Abstract

BACKGROUND: We report on outcomes after non-myeloablative allogeneic HCT in patients (pts) with relapsed DLBCL.

PATIENTS: Thirty-two pts with relapsed DLBCL were treated at 11 centers with allogeneic HCT from related (n=21) and unrelated (n=11) donors following non-myeloablative conditioning with 2 Gy total body irradiation, with or without fludarabine. Median age was 51.8 years. Twenty-four pts (75%) had undergone prior high-dose therapy (HDT) with autologous HCT: 18 (56%) had failed HDT, and 6 (19%) underwent planned tandem autologous/allogeneic HCT. The remaining 8 pts (25%) were medically ineligible for HDT. Twenty-three pts (72%) had chemosensitive disease at HCT, while 9 (28%) were chemorefractory. Disease status at HCT was complete response (CR, 14/32, 44%), partial response (PR, 9/32, 28%), or relapsed/refractory (9/32, 28%).

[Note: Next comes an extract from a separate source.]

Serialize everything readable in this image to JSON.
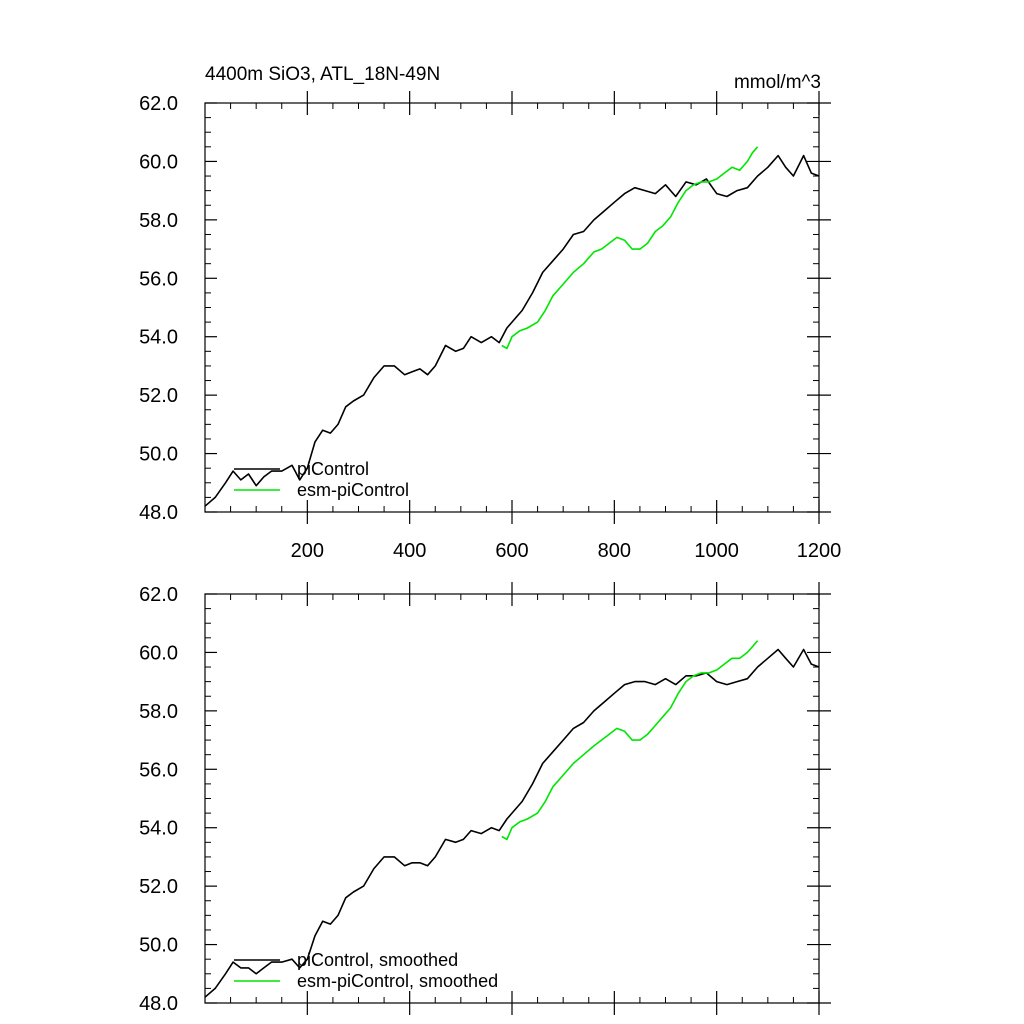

RESULTS: All patients engrafted. Cumulative incidences of acute GVHD grades II-IV, acute GVHD grades III-IV, and chronic GVHD were 53%, 19%, and 47%, respectively. Median follow-up of surviving patients was 45 months. Of pts with measurable disease at HCT (n=18), responses were seen in 7/18 (39%), with 6 CR’s and 1 PR. Nine of these eighteen pts progressed, and 2/18 were not evaluable due to early death from non-relapse causes. Of pts in CR at HCT, 10/14 (71%) remained in CR while 4/14 (29%) progressed. Three-year estimated overall (OS) and progression-free survival (PFS) were 45% and 35%, respectively. Three-year cumulative incidences of relapse and non-relapse mortality were 41% and 25%, respectively (see Fig. 1). In multivariate models, chemosensitive disease and receipt of >4 lines of chemotherapy prior to HCT were associated with better overall survival. Pts with chemosensitive disease at HCT had 3-year OS and PFS of 56% and 43%, respectively, while those with chemorefractory disease had 3-year OS/PFS of 11% (see Fig. 2). Prior failed or tandem autologous HCT did not have a significant effect on outcome.

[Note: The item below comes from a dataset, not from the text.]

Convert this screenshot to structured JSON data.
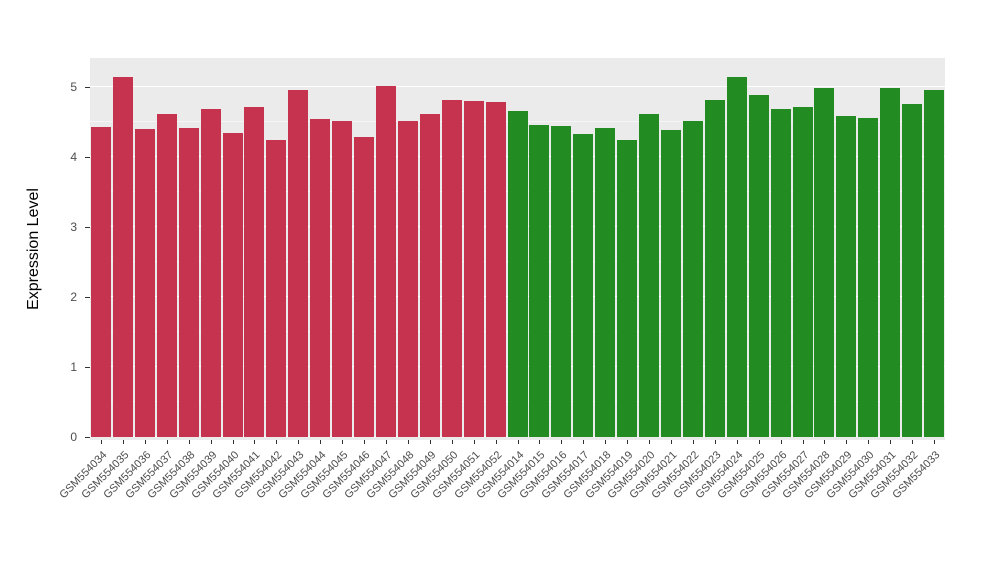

CONCLUSION: Non-myeloablative allogeneic HCT can produce sustained disease responses in pts with chemosensitive relapsed DLBCL. Patients with relapsed DLBCL who have failed or are ineligible for autologous HCT lack effective therapeutic options. Non-myeloablative allogeneic HCT is a promising treatment for such patients.

Author notes

Disclosure: No relevant conflicts of interest to declare.